Par déclaration du 10 juillet 2023, déposée a greffe de la cour d'appel de Metz le 13 juillet 2023, M. et Mme [W] ont interjeté appel aux fins d'annulation, subsidiairement d'infirmation, de ce jugement en ce qu'il :

les a déboutés de l'exception de nullité de leurs engagements de cautionnement souscrits par actes du 29 octobre 2013 en garantie du prêt immobilier Modulimmo n°10278 05016 00020094305

les a condamnés chacun à payer à la CCM la somme de 201.505,87 euros, outre intérêts au taux légal à compter du 20 juillet 2022 et jusqu'à complet paiement, au titre de leurs engagements de cautionnements solidaires souscrits par actes du 29 octobre 2013 en garantie du prêt immobilier Modulimmo n°10278 05016 00020094305

a dit et jugé que les intérêts échus des capitaux pourraient produire des intérêts pourvu qu'il s'agisse d'intérêts dus au moins pour une année entière

les a déboutés de leur demande subsidiaire en injonction de production d'un nouveau décompte sur la base du prêt consenti

les a condamnés in solidum avec Mme [Z] à payer à la CCM la somme de 1.500 euros en application des dispositions de l'article 700 du code de procédure civile, outre aux dépens

a rejeté leur demande à l'encontre de la CCM d'avoir à leur payer la somme de 3.000 euros au titre des dispositions de l'article 700 du code de procédure civile

a rappelé que l'exécution provisoire de la présente décision était de droit.

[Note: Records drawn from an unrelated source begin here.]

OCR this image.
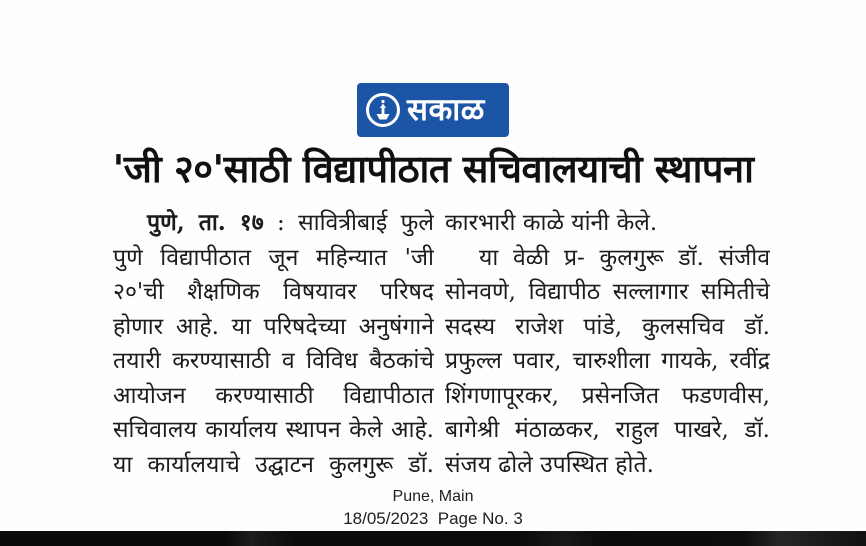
सकाळ
'जी २०'साठी विद्यापीठात सचिवालयाची स्थापना
पुणे, ता. १७ : सावित्रीबाई फुले
पुणे विद्यापीठात जून महिन्यात 'जी
२०'ची शैक्षणिक विषयावर परिषद
होणार आहे. या परिषदेच्या अनुषंगाने
तयारी करण्यासाठी व विविध बैठकांचे
आयोजन करण्यासाठी विद्यापीठात
सचिवालय कार्यालय स्थापन केले आहे.
या कार्यालयाचे उद्घाटन कुलगुरू डॉ.
कारभारी काळे यांनी केले.
या वेळी प्र- कुलगुरू डॉ. संजीव
सोनवणे, विद्यापीठ सल्लागार समितीचे
सदस्य राजेश पांडे, कुलसचिव डॉ.
प्रफुल्ल पवार, चारुशीला गायके, रवींद्र
शिंगणापूरकर, प्रसेनजित फडणवीस,
बागेश्री मंठाळकर, राहुल पाखरे, डॉ.
संजय ढोले उपस्थित होते.
Pune, Main
18/05/2023  Page No. 3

La CCM a formé appel incident.

Par leurs dernières conclusions récapitulatives du 5 février 2025, auxquelles il sera renvoyé pour un plus ample exposé des prétentions et moyens, M. et Mme [W] demandent à la cour de :

les recevoir en leur appel et le dire bien fondé

infirmer le jugement entrepris en ce qu'il :

les a condamnés chacun à payer à la CCM la somme de 201.505,87 euros, outre intérêts au taux légal à compter du 20 juillet 2022 et jusqu'à complet paiement, au titre de leurs engagements de cautionnement solidaire souscrits par actes du 29 octobre 2013 en garantie du prêt immobilier Modulimmo n°10278 05016 00020094305,

a condamné Mme [Z] à payer à la CCM la somme de 201.505,87 euros, outre intérêts au taux légal à compter du 20 juillet 2022 et jusqu'à complet paiement, au titre de son engagement de cautionnement solidaire souscrit par acte du 29 octobre 2013 en garantie du prêt immobilier Modulimmo n°10278 05016 00020094305,

a dit et jugé que les intérêts échus des capitaux pourront produire des intérêts pourvu qu'il s'agisse d'intérêts dus au moins pour une année entière

a condamné la CCM à libérer les fonds, objets du contrat de prêt d'un montant de 240.000 euros réitéré par acte authentique en date du 9 juillet 2018 dressé par Me [K], notaire associé, à due concurrence de la somme de 201.505,87 euros, entre leurs mains

a déboutés de leurs demandes subsidiaires en injonction de production d'un nouveau décompte sur la base du prêt consenti,

les a condamnés in solidum avec Mme [Z] à payer à la CCM, la somme de 1.500 euros au titre des dispositions de l'article 700 du code de procédure civile, outre aux entiers dépens,

a rejeté au contraire leur demande formée en application des dispositions de l'article 700 du code de procédure civile

Et statuant à nouveau de ces chefs,

A titre principal,

juger que leurs cautionnements sont nuls pour erreur sur l'existence de la caution de Mme [Z] et subsidiairement en raison de la réticence dolosive de la banque

partant, débouter la CCM de l'ensemble de ses demandes

En conséquence,

juger n'y avoir lieu à libération des fonds, objets du contrat de prêt d'un montant de 240.000 euros, à due concurrence de la somme de 201.505,87 euros entre leurs mains

Subsidiairement, pour le cas où, par impossible, leurs cautionnements ne seraient pas annulés par la cour,

rejeter l'appel incident de la CCM et le dire mal fondé

constater que la CCM a réduit le montant de sa demande à la somme de 201.505,87 euros

juger que la créance de la CCM était ainsi inférieure au montant du prêt qu'elle leur a consenti mais qu'elle s'est abstenue de libérer

juger en conséquence que la CCM ne peut prétendre au paiement d'intérêts sur la somme de 201.505,87 euros

confirmer le jugement entrepris en ce qu'il a condamné la CCM à libérer les fonds, objets du contrat de prêt d'un montant de 240.000 euros, à due concurrence de la somme de 201.505,87 euros

ordonner la compensation entre les créances réciproques des parties

En conséquence,

constater l'extinction de leur dette vis-à-vis de la CCM

condamner la CCM à leur payer la somme de 50.000 euros à titre de dommages et intérêts

En tout état de cause,

condamner la CCM à leur payer la somme de 3.500 euros au titre de l'article 700 du code de procédure civile, outre aux entiers frais et dépens.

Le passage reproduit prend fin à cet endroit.